Mexico: homicides up 16% in 2018

Homicides in Mexico rose by 16% in the first half of 2018, as the country again broke its own records for violence. The interior department said there were 15,973 homicides in the first six months of the year, compared with 13,751 killings in the same period in 2017. The number is the highest since comparable records began being kept.
At current levels, the national homicide rate of 22 per 100,000 population are near the levels of Brazil and Colombia. The northern border state of Baja California showed a big jump in murder rates. Home to Tijuana, Baja California saw a 44% increase. Authorities attributed the killings to battles between the Jalisco and Sinaloa drug cartels for control of trafficking routes. With a homicide rate for the first six months equivalent to 71 murders per 100,000, the state is now Mexico’s second most violent.
Mexico’s most dangerous state is Colima, on the Pacific coast, with a homicide rate of about 80 per 100,000. The Jalisco cartel is also active there.
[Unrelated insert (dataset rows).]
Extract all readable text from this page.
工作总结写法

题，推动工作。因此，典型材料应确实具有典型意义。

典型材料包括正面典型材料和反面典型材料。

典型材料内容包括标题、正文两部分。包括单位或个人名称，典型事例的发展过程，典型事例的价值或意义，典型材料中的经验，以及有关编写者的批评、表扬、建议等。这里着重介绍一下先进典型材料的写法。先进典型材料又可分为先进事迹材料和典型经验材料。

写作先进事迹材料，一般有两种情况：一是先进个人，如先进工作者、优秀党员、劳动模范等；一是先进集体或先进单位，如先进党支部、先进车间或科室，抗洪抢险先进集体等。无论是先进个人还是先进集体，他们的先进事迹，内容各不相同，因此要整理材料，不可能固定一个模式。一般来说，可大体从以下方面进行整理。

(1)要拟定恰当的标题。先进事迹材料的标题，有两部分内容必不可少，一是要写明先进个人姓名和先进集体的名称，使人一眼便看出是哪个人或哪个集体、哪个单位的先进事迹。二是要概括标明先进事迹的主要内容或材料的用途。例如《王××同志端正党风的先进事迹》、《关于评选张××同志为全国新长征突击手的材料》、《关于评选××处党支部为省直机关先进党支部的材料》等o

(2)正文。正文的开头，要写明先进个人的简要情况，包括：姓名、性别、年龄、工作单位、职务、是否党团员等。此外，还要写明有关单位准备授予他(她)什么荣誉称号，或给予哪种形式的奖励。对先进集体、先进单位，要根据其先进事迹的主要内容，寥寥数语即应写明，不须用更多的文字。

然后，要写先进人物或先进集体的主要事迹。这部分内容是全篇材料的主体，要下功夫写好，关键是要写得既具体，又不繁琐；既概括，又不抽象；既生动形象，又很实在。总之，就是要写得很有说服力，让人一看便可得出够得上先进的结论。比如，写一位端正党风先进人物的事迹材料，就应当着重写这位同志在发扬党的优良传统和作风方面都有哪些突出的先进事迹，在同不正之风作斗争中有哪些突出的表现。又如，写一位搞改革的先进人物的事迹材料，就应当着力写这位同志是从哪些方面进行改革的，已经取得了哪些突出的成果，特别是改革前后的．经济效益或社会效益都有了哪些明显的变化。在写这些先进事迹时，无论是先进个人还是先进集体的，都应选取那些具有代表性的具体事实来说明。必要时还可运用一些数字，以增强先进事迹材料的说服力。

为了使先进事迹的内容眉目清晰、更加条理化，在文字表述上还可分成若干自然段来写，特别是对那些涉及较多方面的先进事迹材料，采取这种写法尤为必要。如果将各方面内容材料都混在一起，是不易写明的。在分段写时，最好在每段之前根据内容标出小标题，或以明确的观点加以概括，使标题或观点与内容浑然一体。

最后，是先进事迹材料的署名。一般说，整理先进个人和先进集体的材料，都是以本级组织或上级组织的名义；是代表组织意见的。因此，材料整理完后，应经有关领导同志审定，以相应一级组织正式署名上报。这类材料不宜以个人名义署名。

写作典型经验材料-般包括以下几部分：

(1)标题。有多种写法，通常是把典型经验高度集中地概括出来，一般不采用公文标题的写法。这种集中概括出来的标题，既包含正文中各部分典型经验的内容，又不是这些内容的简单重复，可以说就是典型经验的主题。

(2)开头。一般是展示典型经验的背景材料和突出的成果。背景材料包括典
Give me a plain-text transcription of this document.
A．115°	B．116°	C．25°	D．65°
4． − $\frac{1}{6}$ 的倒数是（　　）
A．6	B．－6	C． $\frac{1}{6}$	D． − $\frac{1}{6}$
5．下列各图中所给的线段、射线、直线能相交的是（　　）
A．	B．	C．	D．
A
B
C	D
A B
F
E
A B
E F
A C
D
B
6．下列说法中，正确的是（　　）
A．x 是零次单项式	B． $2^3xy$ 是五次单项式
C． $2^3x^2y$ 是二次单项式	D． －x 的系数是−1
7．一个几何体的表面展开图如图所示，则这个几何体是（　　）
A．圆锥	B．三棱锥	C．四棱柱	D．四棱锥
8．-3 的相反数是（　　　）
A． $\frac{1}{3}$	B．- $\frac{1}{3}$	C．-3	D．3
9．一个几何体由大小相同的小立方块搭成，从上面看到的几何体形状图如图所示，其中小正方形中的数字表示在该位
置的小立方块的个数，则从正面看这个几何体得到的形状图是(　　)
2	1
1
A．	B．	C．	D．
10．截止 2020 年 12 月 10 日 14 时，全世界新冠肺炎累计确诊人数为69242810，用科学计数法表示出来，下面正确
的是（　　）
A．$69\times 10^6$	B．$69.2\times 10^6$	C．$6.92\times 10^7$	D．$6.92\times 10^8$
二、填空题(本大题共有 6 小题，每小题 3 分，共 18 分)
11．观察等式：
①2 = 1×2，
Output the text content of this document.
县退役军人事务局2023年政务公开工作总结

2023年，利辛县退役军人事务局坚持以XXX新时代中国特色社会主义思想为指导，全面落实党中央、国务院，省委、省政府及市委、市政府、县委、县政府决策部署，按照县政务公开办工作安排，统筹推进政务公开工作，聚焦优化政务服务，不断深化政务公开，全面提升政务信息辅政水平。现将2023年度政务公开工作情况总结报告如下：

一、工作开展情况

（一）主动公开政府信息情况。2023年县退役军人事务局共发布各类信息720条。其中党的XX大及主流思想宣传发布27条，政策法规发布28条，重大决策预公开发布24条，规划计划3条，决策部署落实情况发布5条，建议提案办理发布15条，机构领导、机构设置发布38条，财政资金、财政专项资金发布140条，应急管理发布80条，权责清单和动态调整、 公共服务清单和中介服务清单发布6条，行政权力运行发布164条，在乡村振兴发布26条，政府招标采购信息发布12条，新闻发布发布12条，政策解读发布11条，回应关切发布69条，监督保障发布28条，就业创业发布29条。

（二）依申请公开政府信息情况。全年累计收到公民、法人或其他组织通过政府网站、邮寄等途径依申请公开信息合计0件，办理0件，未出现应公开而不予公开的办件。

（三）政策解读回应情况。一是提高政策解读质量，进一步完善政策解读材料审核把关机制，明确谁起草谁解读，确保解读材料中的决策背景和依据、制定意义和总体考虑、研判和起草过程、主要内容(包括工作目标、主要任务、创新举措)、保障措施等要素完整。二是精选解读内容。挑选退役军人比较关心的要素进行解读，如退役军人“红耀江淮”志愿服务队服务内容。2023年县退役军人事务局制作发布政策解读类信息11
By comparison, Honduras and El Salvador, two of the deadliest countries in the world, have homicide rates of about 60 per 100,000.
Quintana Roo, home to resorts like Cancún, Tulum and Cozumel, saw homicides rise by 132%. The state accounts for almost half of Mexico’s national tourism income.
Killings dropped in Baja California Sur, home to the resorts of La Paz and Los Cabos after a massive increase in police presence. Extra police and troops were sent in after warring drug gangs brought international attention in 2017.

In historically violent states such as Guerrero, which is a main growing area for opium poppies, numbers have dropped. Farmers in Guerrero say prices for opium paste have dropped to unprofitable levels because drug cartels are substituting it for far cheaper fentanyl.